Cleanto Farina Weidlich - Carazinho/RS - 23/1/2008

"Caro Abílio. Não entendi tua objeção (Migalhas de leitores - 22/1/08 - "Circus"). Além da aposentadoria do juiz como punição, não esqueça que há também a 'disponibilidade remunerada', tão imoral quanto. Qual o fundamento dela? Além disso, qualquer pessoa que se aposenta não leva consigo o título, como o juiz que se aposenta ou é aposentado. Talvez alguns colegas teus que se houveram mal no cargo, por exemplo, tenham sido demitidos, até mesmo 'a bem do serviço público'. Por que não fazer o mesmo com o juiz indigno do cargo? Se ele tem condições de ser pensionista do Estado ou não é outra discussão, de natureza previdenciária. O problema do salutar projeto de lei mencionado é que só o STF pode propor alteração da LOMAN e ele, por motivos que ignoro, não o faz. A origem dessa 'punição' é bastante conhecida: os revolucionários de 64 tiveram escrúpulos (!) em punir juizes apenas porque estes 'pensavam diferente'. Colocá-los na rua em idade avançada seria uma monstruosidade que nem o propósito da 'moralização' do país justificava. A solução foi mandá-los para casa contra a vontade deles. Hoje essa motivação não mais existe. Juiz indigno deve ser demitido, como todo 'agente do Estado' que ele é. Abraço."

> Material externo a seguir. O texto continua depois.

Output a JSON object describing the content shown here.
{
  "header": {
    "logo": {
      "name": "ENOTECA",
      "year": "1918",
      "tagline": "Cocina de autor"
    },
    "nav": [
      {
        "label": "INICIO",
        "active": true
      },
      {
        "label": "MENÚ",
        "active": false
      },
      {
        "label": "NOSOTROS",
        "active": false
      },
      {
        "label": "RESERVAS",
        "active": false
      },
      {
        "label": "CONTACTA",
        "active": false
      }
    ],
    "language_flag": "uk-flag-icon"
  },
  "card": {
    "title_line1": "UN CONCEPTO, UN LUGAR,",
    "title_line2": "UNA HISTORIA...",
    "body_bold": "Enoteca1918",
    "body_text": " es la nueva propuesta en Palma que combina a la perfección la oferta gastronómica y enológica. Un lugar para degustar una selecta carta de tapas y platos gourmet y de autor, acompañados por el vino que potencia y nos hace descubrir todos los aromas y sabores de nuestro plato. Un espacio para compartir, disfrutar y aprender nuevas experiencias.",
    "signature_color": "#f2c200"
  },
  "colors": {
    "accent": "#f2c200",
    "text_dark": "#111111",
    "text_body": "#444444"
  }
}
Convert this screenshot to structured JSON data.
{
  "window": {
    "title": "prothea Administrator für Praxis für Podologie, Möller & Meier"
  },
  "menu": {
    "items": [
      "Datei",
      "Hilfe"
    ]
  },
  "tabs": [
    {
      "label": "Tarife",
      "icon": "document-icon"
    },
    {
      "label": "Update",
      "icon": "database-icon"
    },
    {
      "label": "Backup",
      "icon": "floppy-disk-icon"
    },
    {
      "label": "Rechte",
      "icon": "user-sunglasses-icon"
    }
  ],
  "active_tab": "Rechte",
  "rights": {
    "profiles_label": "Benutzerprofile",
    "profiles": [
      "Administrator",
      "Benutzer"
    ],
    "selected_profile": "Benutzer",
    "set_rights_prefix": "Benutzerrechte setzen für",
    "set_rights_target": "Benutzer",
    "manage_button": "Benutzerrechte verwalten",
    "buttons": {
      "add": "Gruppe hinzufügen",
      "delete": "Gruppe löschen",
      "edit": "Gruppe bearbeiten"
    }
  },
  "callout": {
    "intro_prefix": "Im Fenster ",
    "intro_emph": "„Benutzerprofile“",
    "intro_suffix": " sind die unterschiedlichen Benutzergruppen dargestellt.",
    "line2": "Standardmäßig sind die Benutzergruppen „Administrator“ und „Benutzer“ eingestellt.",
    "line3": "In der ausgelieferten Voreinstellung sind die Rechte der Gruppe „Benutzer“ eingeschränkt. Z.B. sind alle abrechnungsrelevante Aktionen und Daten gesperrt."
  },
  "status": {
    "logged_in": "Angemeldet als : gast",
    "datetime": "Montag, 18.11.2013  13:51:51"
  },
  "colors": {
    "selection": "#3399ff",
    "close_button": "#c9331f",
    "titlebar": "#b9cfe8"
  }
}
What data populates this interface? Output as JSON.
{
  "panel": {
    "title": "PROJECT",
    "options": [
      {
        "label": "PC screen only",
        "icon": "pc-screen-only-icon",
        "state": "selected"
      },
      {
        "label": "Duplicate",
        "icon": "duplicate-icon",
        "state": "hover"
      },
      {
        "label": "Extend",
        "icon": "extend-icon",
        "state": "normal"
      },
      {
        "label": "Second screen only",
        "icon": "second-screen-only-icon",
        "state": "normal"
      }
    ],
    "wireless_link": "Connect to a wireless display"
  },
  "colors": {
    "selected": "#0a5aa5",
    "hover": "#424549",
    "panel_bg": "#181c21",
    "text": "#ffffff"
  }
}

A. Cerviño - SP - 23/1/2008

"Sugiro ao leitor Antonio Conde que vá ao Google e tecle três palavras: promotor, tiros e motoqueiro. Com isso ali ele verá alguma coisa sobre os tais disparos e saberá que com a vítima foram encontrados 'bagulhos', mas arma nenhuma. Se fosse advogado criminal, o colega saberia que ladrão só leva relógio de marca, pois ninguém compra 'bagulho'. Se for a algum livro de Direito Penal, saberá que a defesa, para ser legítima, exige que o agente aja com 'moderação'. Nenhum juiz jamais considerou haver moderação quando o agente descarrega a arma contra o desafeto. Houve, no caso, 'excesso doloso', que descaracteriza, quando se cuida de um cidadão comum, a alegada legítima defesa. Aliás, a fuga do agente, sendo ele quem é, diz muito sobre o caso."

Silvio Alonso - 24/1/2008

"Caríssimo Adauto Suannes, não me fiz entender. Sou contra apenas a transformação do regime de previdência do servidor no qual a aposentadoria era financiada pelo Tesouro, pois este benefício era um prêmio aos probos. Foi assim com as Leis 1.711/52 e 8.112/90. Aí apareceu a Emenda 20/98 e o servidor passou a ser segurado. Como impedir que lhe seja concedida a aposentadoria se contribuiu para tal? Como poderá existir cassação de aposentadoria? Eu não estranho que essas cassações continuem existindo porque se o STF considerou legal a contribuição de inativo, não me surpreenderá se decidir também que a aposentadoria ainda pode ser cassada. Quando o Judiciário irá entender que as mudanças das Emendas 20/98 e 41/03 foram mais profundas do que se pensa?"